Australia is awesome! I do miss everyone though, so try to keep in touch. <3

Wednesday, February 4, 2009

Alright, so I just finished packing, and thought I would throw this together, just in case I run into anything interesting/awesome down under. I'll probably post pictures and stuff here as well.

Things you can expect from me: a deeply intense cultural analysis, pictures of cute animals, and epic stories that someday you will tell your grandchildren. Or grandparents. I don't know, I'm not going to tell you who you can and can't talk to about these things. What sort of country would we live in then? Maybe Australia?
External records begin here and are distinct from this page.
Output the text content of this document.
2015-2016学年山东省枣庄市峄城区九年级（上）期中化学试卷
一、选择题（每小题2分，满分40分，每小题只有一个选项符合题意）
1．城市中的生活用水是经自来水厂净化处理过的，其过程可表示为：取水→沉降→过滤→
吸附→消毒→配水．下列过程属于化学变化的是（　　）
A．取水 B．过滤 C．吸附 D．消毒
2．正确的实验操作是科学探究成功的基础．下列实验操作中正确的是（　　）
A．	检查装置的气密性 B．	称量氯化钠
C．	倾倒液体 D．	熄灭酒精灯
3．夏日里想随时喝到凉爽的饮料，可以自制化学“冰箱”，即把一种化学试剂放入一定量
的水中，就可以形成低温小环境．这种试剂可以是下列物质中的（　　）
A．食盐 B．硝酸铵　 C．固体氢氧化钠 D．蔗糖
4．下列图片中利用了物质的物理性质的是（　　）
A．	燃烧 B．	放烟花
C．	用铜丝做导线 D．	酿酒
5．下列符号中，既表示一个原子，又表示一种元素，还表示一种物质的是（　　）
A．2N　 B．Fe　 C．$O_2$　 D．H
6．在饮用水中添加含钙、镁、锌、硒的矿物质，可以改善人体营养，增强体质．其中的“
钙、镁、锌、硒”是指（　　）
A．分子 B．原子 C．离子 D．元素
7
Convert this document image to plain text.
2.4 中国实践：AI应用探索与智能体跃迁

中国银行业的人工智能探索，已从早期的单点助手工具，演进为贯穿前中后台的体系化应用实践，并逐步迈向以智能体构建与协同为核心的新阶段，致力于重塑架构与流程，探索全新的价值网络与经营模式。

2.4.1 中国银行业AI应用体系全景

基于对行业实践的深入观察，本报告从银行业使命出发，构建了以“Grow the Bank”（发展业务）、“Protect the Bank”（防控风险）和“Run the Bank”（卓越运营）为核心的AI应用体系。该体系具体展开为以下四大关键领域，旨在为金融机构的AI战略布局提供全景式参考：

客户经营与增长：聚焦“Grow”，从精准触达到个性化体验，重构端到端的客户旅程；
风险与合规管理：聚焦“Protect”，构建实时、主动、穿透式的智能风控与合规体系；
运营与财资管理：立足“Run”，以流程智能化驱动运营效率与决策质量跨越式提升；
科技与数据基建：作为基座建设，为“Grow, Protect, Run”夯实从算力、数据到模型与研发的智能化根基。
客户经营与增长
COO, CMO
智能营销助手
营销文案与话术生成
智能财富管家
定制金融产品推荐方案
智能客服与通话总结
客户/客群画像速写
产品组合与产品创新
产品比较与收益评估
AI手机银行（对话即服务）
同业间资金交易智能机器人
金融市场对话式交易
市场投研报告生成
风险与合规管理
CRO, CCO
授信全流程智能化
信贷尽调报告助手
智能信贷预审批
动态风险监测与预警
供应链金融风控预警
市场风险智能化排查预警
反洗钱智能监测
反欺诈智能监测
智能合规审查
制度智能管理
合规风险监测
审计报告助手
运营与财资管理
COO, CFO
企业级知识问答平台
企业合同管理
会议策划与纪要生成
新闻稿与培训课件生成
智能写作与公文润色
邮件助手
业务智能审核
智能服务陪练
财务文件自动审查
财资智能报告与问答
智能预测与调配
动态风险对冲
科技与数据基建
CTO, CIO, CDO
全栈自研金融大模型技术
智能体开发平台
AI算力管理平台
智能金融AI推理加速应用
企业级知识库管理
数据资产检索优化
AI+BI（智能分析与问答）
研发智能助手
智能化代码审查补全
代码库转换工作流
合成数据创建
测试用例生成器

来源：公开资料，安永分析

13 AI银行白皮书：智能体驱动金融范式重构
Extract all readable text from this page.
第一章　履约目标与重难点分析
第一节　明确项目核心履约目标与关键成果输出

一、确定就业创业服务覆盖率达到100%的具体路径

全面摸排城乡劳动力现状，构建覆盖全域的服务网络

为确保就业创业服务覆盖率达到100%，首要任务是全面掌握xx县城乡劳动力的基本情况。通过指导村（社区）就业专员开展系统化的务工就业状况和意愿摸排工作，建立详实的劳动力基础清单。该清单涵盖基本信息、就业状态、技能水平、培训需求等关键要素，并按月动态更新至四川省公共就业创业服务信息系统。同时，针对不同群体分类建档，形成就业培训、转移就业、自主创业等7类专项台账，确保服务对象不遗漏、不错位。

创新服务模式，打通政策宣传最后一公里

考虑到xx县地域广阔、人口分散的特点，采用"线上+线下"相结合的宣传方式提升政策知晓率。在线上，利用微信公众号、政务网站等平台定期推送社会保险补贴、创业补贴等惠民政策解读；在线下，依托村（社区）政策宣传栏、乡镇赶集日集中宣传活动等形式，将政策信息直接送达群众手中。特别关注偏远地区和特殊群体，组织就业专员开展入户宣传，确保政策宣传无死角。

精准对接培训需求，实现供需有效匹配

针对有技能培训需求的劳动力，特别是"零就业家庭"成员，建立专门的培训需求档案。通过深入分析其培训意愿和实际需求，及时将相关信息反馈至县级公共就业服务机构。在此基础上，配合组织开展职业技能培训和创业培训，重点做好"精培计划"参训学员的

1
Which reminds me, I'll have to check my rights before I do anything rash. There are probably a bunch of weird ones, like "the right to resist police only while wearing kitchen utensils." This might actually exist. There's an Australian folk hero named Ned Kelly who was pretty much a lawless bandit who (incoming gross graphics) did things like twisting the balls of policemen until they died of blood loss. Anyway, the police weren't too happy about this and they surrounded him and his gang, whereupon Ned Kelly emerged from his hideout wearing makeshift iron armor, complete with an iron pot as a helmet, and attempted to shoot down the police force a la Ironman. Pretty sure he died, but he is now a fondly remembered legend? Interesting society. I think I'll like it there.